PagedAttention, developed by researchers at UC Berkeley as part of the vLLM project, solves this by borrowing a concept from traditional computer operating systems. Instead of reserving a massive block upfront, it breaks the KV cache into small, fixed-size blocks (called pages). The system allocates these pages dynamically, one by one, only when the model actually generates new tokens and needs the space. This nearly eliminates wasted memory, dropping fragmentation from 80% down to under 4%, and allows servers to handle significantly more concurrent users on the same hardware (Kwon et al., 2023).
Another powerful approach is KV cache quantization. Just as developers compress the actual weights of the neural network to save space, they can compress the numbers stored in the KV cache itself. By default, these numbers are usually stored as 16-bit floating-point values. By mathematically compressing them down to 8-bit or even 4-bit integers, the physical size of the cache can be cut in half or more. While this does introduce a small amount of mathematical noise, modern quantization techniques are sophisticated enough that the hit to the model's overall accuracy is often negligible, making it a highly attractive tradeoff for the massive memory savings.

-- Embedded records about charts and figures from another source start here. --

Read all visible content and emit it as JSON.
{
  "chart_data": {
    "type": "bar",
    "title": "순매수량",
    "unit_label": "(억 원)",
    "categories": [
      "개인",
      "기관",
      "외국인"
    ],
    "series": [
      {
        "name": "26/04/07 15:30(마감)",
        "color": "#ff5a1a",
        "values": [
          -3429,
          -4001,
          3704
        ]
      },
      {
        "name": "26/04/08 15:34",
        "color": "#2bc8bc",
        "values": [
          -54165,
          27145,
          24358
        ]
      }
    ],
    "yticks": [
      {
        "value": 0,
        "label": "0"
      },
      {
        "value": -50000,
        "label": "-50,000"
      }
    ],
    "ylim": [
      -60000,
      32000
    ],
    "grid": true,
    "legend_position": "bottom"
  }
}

Finally, when the GPU memory is completely exhausted, systems can employ KV cache offloading. This involves moving older or less frequently accessed parts of the cache out of the expensive, highly constrained GPU memory and into the cheaper, much more abundant CPU memory (standard system RAM). When the model needs to look back at that older context to answer a question, the data is streamed back into the GPU over high-speed connections like NVIDIA's NVLink. While this data transfer is slower than keeping everything on the GPU natively, it prevents the system from crashing with an Out-Of-Memory error and allows for massive context windows that would otherwise be physically impossible to support.
The Future of AI Memory
The management of the KV cache is arguably the most critical engineering challenge in deploying AI today. As models get smarter and users demand the ability to upload entire books, massive codebases, and hours of video into their prompts, the battle to keep the memory footprint manageable will only intensify.
We are already seeing the next wave of innovations designed to tackle this problem. Researchers are experimenting with "sparse attention" mechanisms, where the model learns to selectively forget less important words in the cache, keeping only the most critical context. Others are exploring entirely new architectures, like state-space models (such as Mamba), which attempt to compress historical context into a fixed-size memory state rather than letting it grow linearly with every word.
Until those new architectures prove they can match the reasoning power of the transformer, the KV cache remains the unavoidable toll booth on the road to fast AI. Platforms like Sandgarden are increasingly focused on abstracting these complex infrastructure challenges, allowing developers to deploy models with advanced caching optimizations without having to manually manage GPU memory allocation or paging algorithms. Ultimately, the companies that figure out how to manage the KV cache most efficiently will be the ones that can offer the fastest, smartest, and most affordable AI tools to the world.